Abstract: Transporters in proximal renal tubules contribute to the disposition of numerous drugs. Furthermore, the molecular mechanisms of tubular secretion have been progressively elucidated during the past decades. Organic anions tend to be secreted by the transport proteins OAT1, OAT3 and OATP4C1 on the basolateral side of tubular cells, and multidrug resistance protein (MRP) 2, MRP4, OATP1A2 and breast cancer resistance protein (BCRP) on the apical side. Organic cations are secreted by organic cation transporter (OCT) 2 on the basolateral side, and multidrug and toxic compound extrusion (MATE) proteins MATE1, MATE2/2-K, P-glycoprotein, organic cation and carnitine transporter (OCTN) 1 and OCTN2 on the apical side.

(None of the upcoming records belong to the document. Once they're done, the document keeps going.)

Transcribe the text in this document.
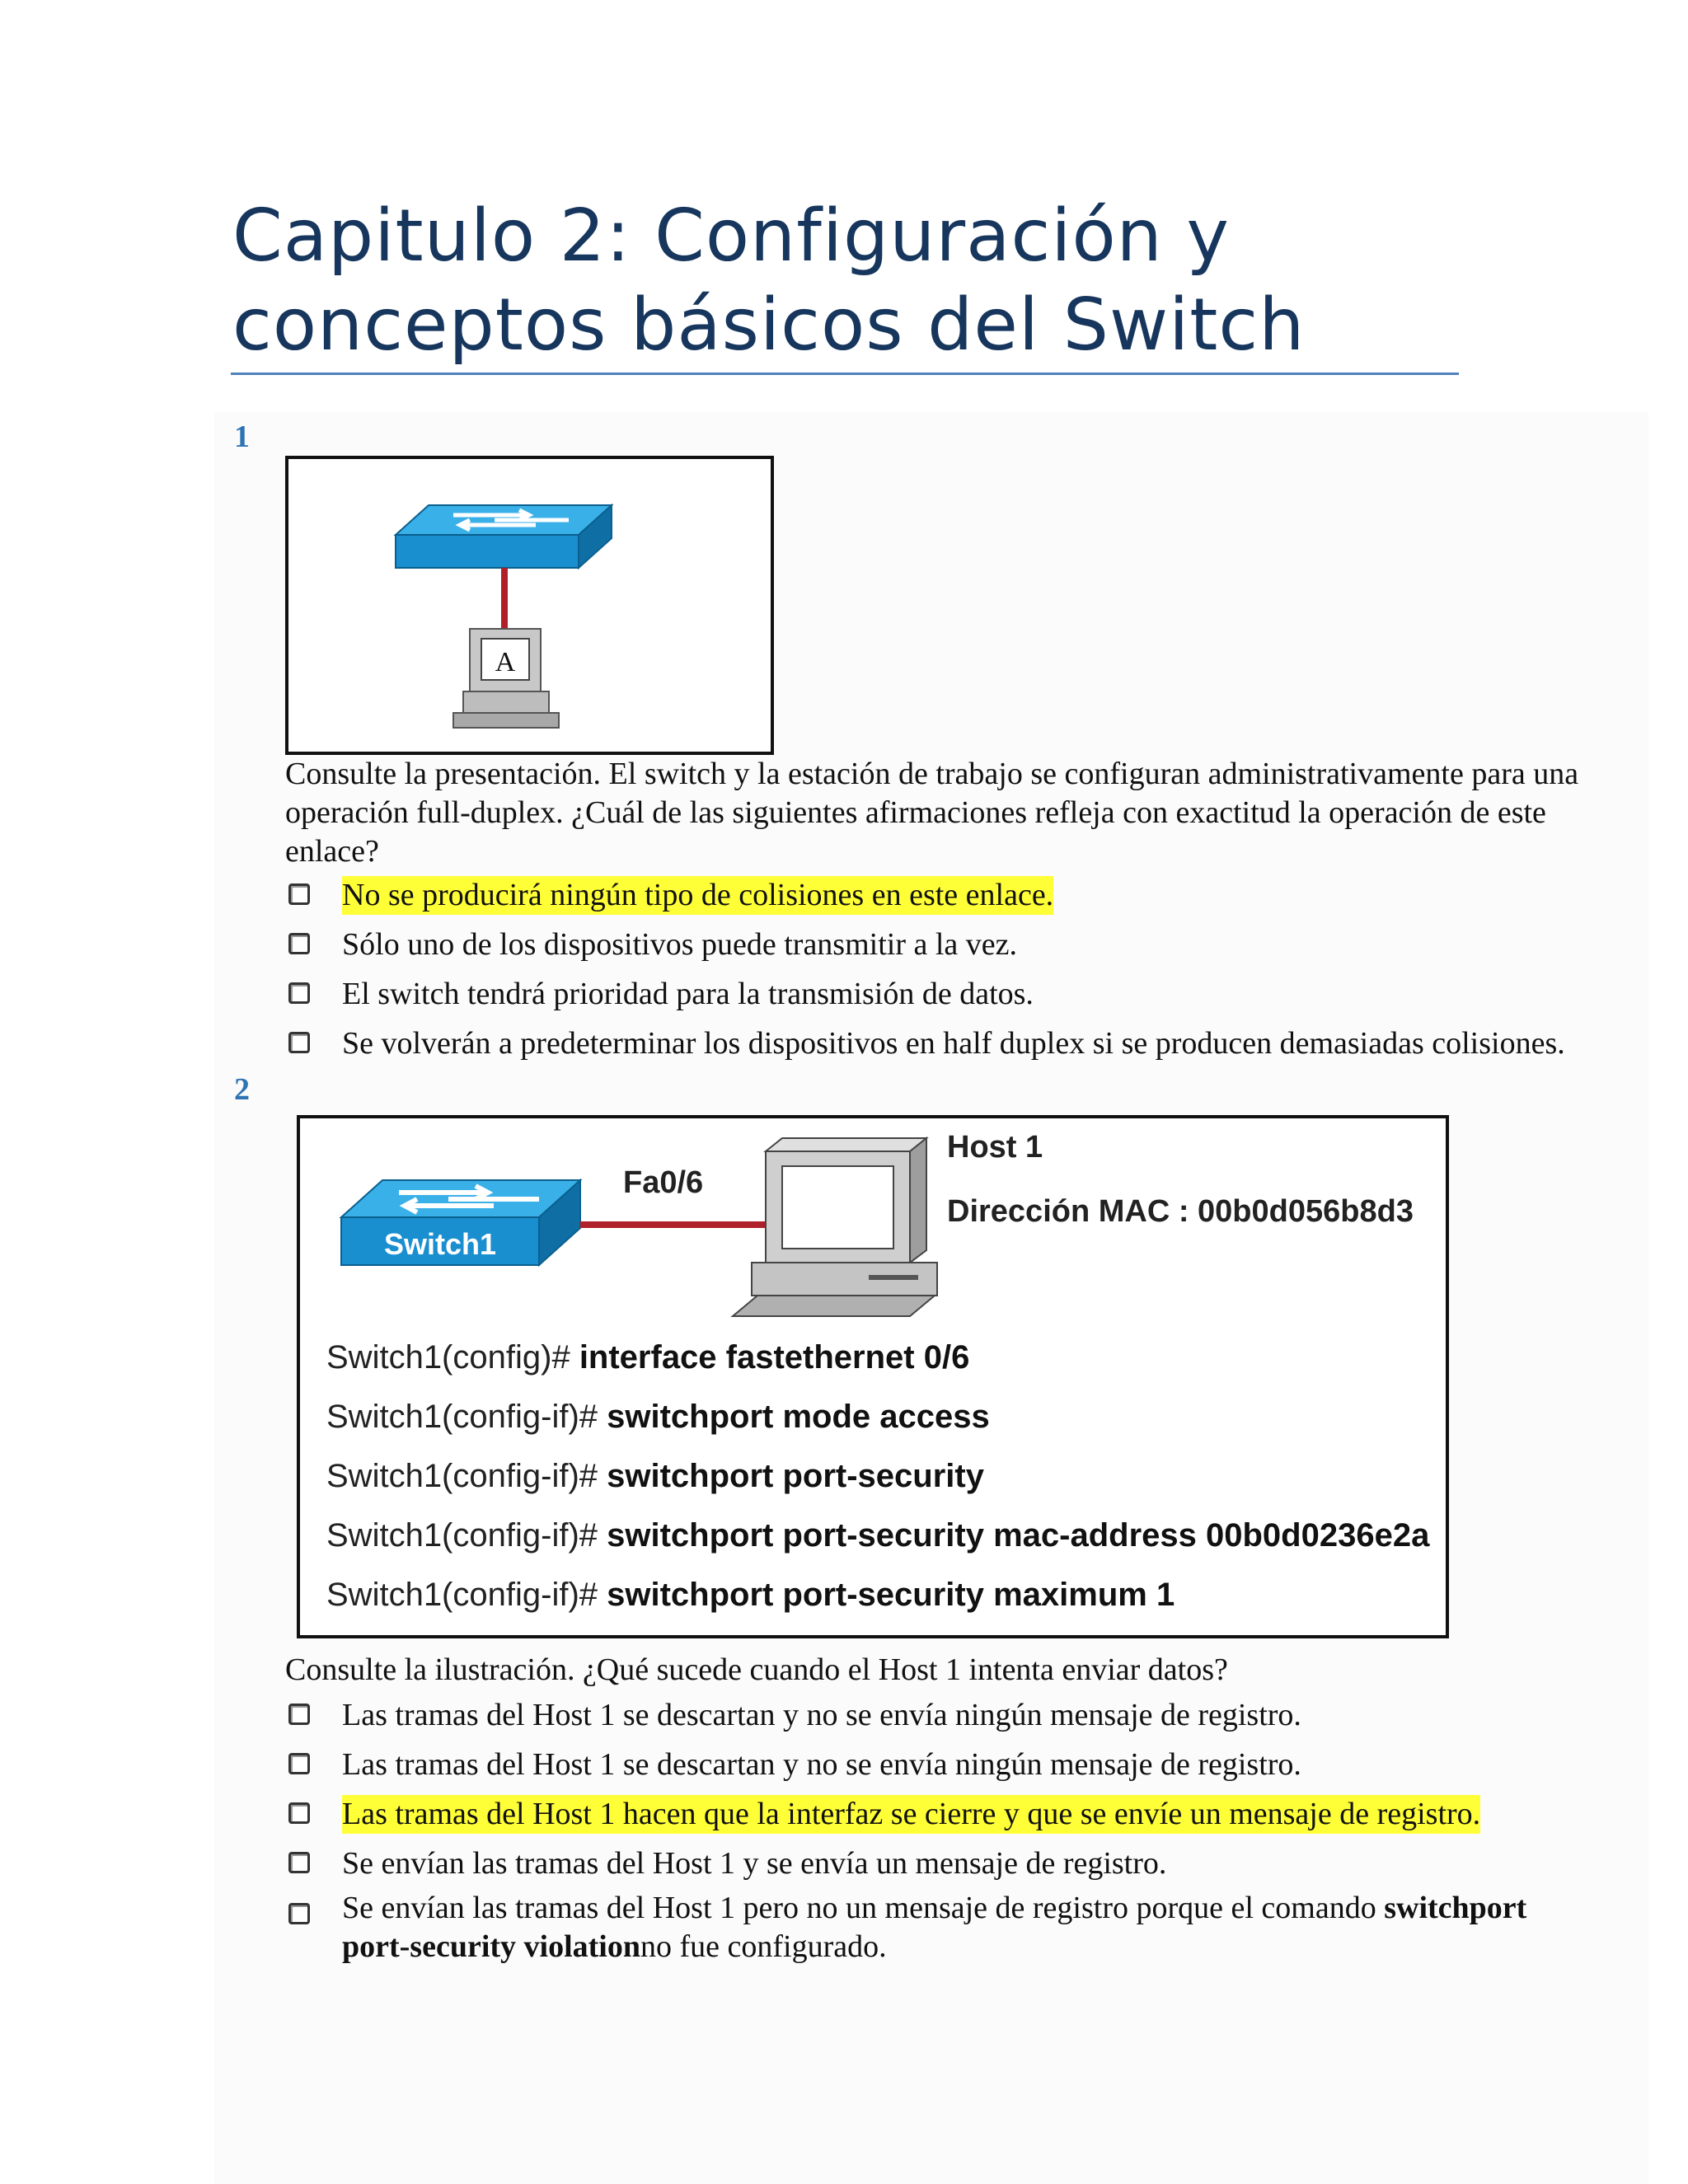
Capitulo 2: Configuración y conceptos básicos del Switch
1
A
Consulte la presentación. El switch y la estación de trabajo se configuran administrativamente para una operación full-duplex. ¿Cuál de las siguientes afirmaciones refleja con exactitud la operación de este enlace?
No se producirá ningún tipo de colisiones en este enlace.
Sólo uno de los dispositivos puede transmitir a la vez.
El switch tendrá prioridad para la transmisión de datos.
Se volverán a predeterminar los dispositivos en half duplex si se producen demasiadas colisiones.
2
Switch1
Fa0/6
Host 1
Dirección MAC : 00b0d056b8d3
Switch1(config)# interface fastethernet 0/6
Switch1(config-if)# switchport mode access
Switch1(config-if)# switchport port-security
Switch1(config-if)# switchport port-security mac-address 00b0d0236e2a
Switch1(config-if)# switchport port-security maximum 1
Consulte la ilustración. ¿Qué sucede cuando el Host 1 intenta enviar datos?
Las tramas del Host 1 se descartan y no se envía ningún mensaje de registro.
Las tramas del Host 1 se descartan y no se envía ningún mensaje de registro.
Las tramas del Host 1 hacen que la interfaz se cierre y que se envíe un mensaje de registro.
Se envían las tramas del Host 1 y se envía un mensaje de registro.
Se envían las tramas del Host 1 pero no un mensaje de registro porque el comando switchport
port-security violationno fue configurado.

Significant drug-drug interactions (DDIs) may affect any of these transporters, altering the clearance and, consequently, the efficacy and/or toxicity of substrate drugs. Interactions at the level of basolateral transporters typically decrease the clearance of the victim drug, causing higher systemic exposure. Interactions at the apical level can also lower drug clearance, but may be associated with higher renal toxicity, due to intracellular accumulation. Whereas the importance of glomerular filtration in drug disposition is largely appreciated among clinicians, DDIs involving renal transporters are less well recognized. This review summarizes current knowledge on the roles, quantitative importance and clinical relevance of these transporters in drug therapy. It proposes an approach based on substrate-inhibitor associations for predicting potential tubular-based DDIs and preventing their adverse consequences. We provide a comprehensive list of known drug interactions with renally-expressed transporters. While many of these interactions have limited clinical consequences, some involving high-risk drugs (e.g. methotrexate) definitely deserve the attention of prescribers.